How much is your employer paying for your healthcare insurance – do you have any idea how much it really costs? You are not the insurance companies customer – the employer is. How much did your doctor charge your insurance company for your last office visit? Which diagnosis and procedure codes ended up on the claim submitted to the insurance company and how much was actually paid? Did you have any say in the matter? Of the $2.6 trillion spent on healthcare last year in the US, how much of that was spent “on” you? You are not even your physician’s real customer – the insurance company is.
The media is starting to peel back the curtain on the healthcare market and expose the alternate reality that it operates in. $100k for a knee replacement in the US vs $13.6K in Brussels – that is so utterly ridiculous that I’m at a loss for words (and that really is saying something!).
Could the reason that this alternate reality market was able to develop be due to the fact that the end-consumer of healthcare is not the customer – but as Seth put it, the patient is actually the product?

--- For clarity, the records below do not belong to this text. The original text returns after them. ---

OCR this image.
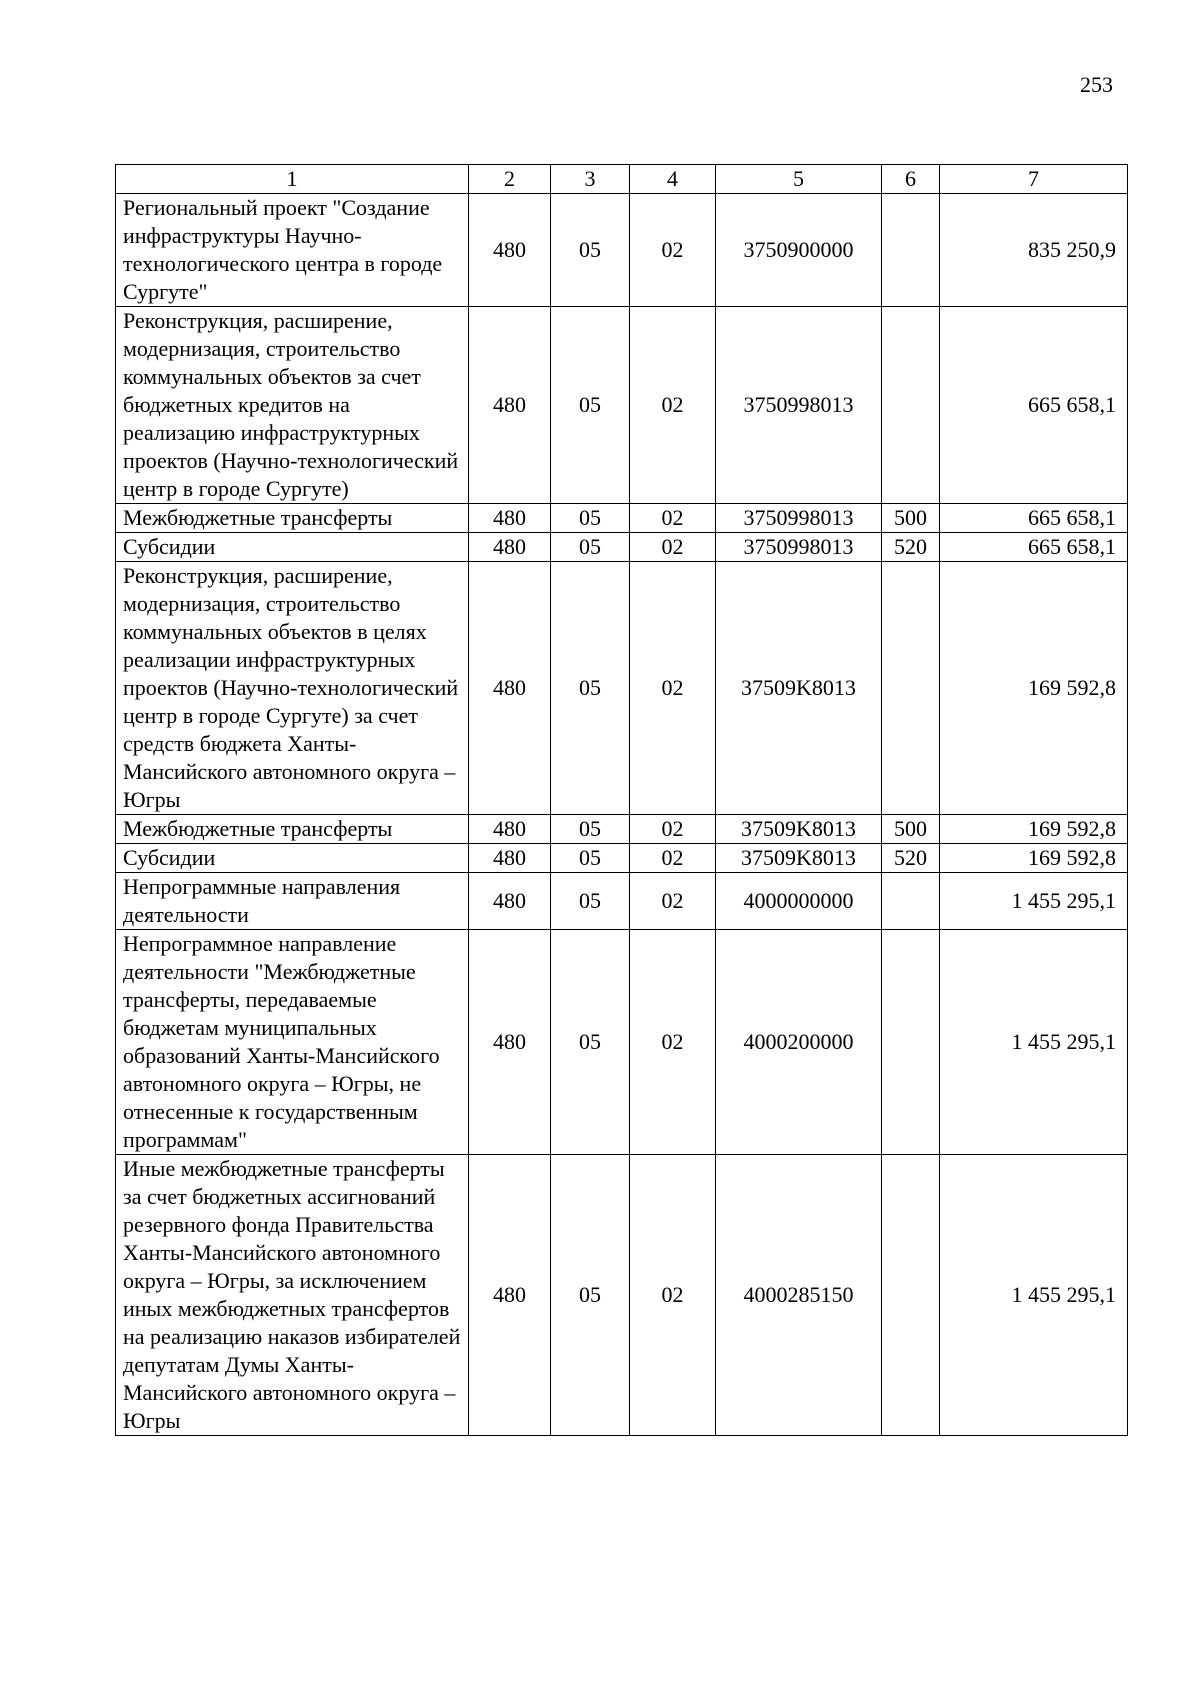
253
1	2	3	4	5	6	7
Региональный проект "Создание инфраструктуры Научно-технологического центра в городе Сургуте"	480	05	02	3750900000		835 250,9
Реконструкция, расширение, модернизация, строительство коммунальных объектов за счет бюджетных кредитов на реализацию инфраструктурных проектов (Научно-технологический центр в городе Сургуте)	480	05	02	3750998013		665 658,1
Межбюджетные трансферты	480	05	02	3750998013	500	665 658,1
Субсидии	480	05	02	3750998013	520	665 658,1
Реконструкция, расширение, модернизация, строительство коммунальных объектов в целях реализации инфраструктурных проектов (Научно-технологический центр в городе Сургуте) за счет средств бюджета Ханты-Мансийского автономного округа – Югры	480	05	02	37509K8013		169 592,8
Межбюджетные трансферты	480	05	02	37509K8013	500	169 592,8
Субсидии	480	05	02	37509K8013	520	169 592,8
Непрограммные направления деятельности	480	05	02	4000000000		1 455 295,1
Непрограммное направление деятельности "Межбюджетные трансферты, передаваемые бюджетам муниципальных образований Ханты-Мансийского автономного округа – Югры, не отнесенные к государственным программам"	480	05	02	4000200000		1 455 295,1
Иные межбюджетные трансферты за счет бюджетных ассигнований резервного фонда Правительства Ханты-Мансийского автономного округа – Югры, за исключением иных межбюджетных трансфертов на реализацию наказов избирателей депутатам Думы Ханты-Мансийского автономного округа – Югры	480	05	02	4000285150		1 455 295,1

It is no wonder that nobody is spending any real money on prevention – that would de-value the product. If you take care of your joints when you are in your 30’s, 40’s, 50’s – then you won’t be worth $200,000 to replace your knees in your 60’s. Where’s the profit in that?
How the hell did we end up with such a mess?
You are right that the patient is not the customer in health care. But be careful what inferences you draw from that. From a systematic point of view, that changes the incentives, and people trying to reform the system have been grappling with that for years. It’s one of the arguments for single-payer healthcare financing. But I think very few doctors (nowadays) go through the rigors of med school, internship, and residency for the money (there are easier, more lucrative fields). So the vast majority of them are still focused on the patient.
I enjoyed your blog.
Thanks for your thoughts Mike. I agree, physicians treat disease, that’s what they have dedicated their lives to doing – they are the good guys/gals and for the most part not the ones getting rich on the trillions of dollars spent every year in this crazy market. $100k in the US vs $3.6k in Brussels for a knee replacement – that’s the problem. I just can’t help but wonder: if consumers had to choose and purchase health coverage instead of it being handed to them by their employer – would that help shift the responsibility for health to the consumer and help lead to the behavior change necessary to slow down the steady march towards chronic disease (and joint failure)?